This is a generic summary function that describes the output of the function hdpGLM
# S3 method for hdpGLM
summary(object, ...)
an object of the class hdpGLM
generted by the function hdpGLM
Additional arguments accepted are:
true.beta
: a data.frame
with the true values of the linear coefficients beta
if they are known. The data.frame
must contain a column named j
with the index of the context associated with that particular linear coefficient beta
. It must match the indexes used in the data set for each context. Another column named k
must be provided, indicating the cluster of beta
, and a column named Parameter
with the name of the linear coefficients (beta1
, beta2
, ..., beta_dx
, where dx
is the number of covariates at the individual level, and beta1 is the coefficient of the intercept term). It must contain a column named True
with the true value of the betas
. Finally, the data.frame
must contain columns with the context-level covariates as used in the estimation of the hdpGLM function (see Details below).
true.tau
: a data.frame
with four columns. The first must be named w
and it indicates the index of each context-level covariate, starting with 0 for the intercept term. The second column named beta
must contain the indexes of the betas of individual-level covariates, starting with 0 for the intercept term. The third column named Parameter
must be named tau<w><beta>
, where w
and beta
must be the actual values displayed in the columns w
and beta
. Finally, it must have a column named True
with the true value of the parameter.
The function returns a list with two data.frames. The first summarizes the posterior distribution of the linear coefficients beta
. The mean, median, and the 95% HPD interval are provided. The second data.frame contains the summary of the posterior distribution of the parameter tau
.
The function hdpGLM returns a list with the samples from the posterior distribution along with other elements. That list contains an element named context.cov
that connects the indexed "C" created during the estimation and the context-level covariates.

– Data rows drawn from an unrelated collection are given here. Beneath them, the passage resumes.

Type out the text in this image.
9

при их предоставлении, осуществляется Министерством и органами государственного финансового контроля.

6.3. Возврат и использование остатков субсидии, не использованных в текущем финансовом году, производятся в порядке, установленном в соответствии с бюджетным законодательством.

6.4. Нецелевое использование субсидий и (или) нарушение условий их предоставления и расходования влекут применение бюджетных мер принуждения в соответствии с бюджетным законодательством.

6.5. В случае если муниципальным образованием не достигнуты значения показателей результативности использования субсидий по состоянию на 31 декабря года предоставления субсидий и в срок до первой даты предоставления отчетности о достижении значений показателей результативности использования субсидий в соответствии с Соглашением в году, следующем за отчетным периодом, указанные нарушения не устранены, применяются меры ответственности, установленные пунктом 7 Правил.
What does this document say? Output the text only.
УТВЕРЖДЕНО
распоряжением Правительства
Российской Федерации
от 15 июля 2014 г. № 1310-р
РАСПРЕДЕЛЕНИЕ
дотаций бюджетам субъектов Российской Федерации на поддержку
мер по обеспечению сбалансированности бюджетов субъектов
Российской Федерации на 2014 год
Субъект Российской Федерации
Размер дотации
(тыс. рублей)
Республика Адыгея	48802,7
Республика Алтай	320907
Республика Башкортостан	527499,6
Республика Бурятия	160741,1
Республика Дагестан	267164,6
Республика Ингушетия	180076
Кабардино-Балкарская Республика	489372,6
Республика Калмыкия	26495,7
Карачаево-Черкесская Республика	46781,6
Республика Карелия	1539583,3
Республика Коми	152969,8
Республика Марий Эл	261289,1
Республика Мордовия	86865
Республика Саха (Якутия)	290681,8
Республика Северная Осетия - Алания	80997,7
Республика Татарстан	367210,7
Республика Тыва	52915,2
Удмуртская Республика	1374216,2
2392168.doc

So each unique context-level covariate gets an index during the estimation. The algorithm only requires the context-level covariates, but it creates such index C to help the estimation. If true.beta is provided, it must contain indexes for the context as well, which indicates the context of each specific linear coefficient beta
. Such index will probably be different from the one created by the algorithm. Therefore, when the true.beta
is provided, we need to connect the context index C generated by the algorithm and the column j in the true.beta data.frame in order to compare the true values and the estimated value for each context. That is why we need the values of the context-level covariates as well. The summary uses them as key to merge the true and the estimated values for each context. The true and estimated clusters are matched based on the shortest distance between the estimated posterior average and the true value in each context because the labels of the clusters in the estimation can vary, even thought the same data points are classified in the same clusters.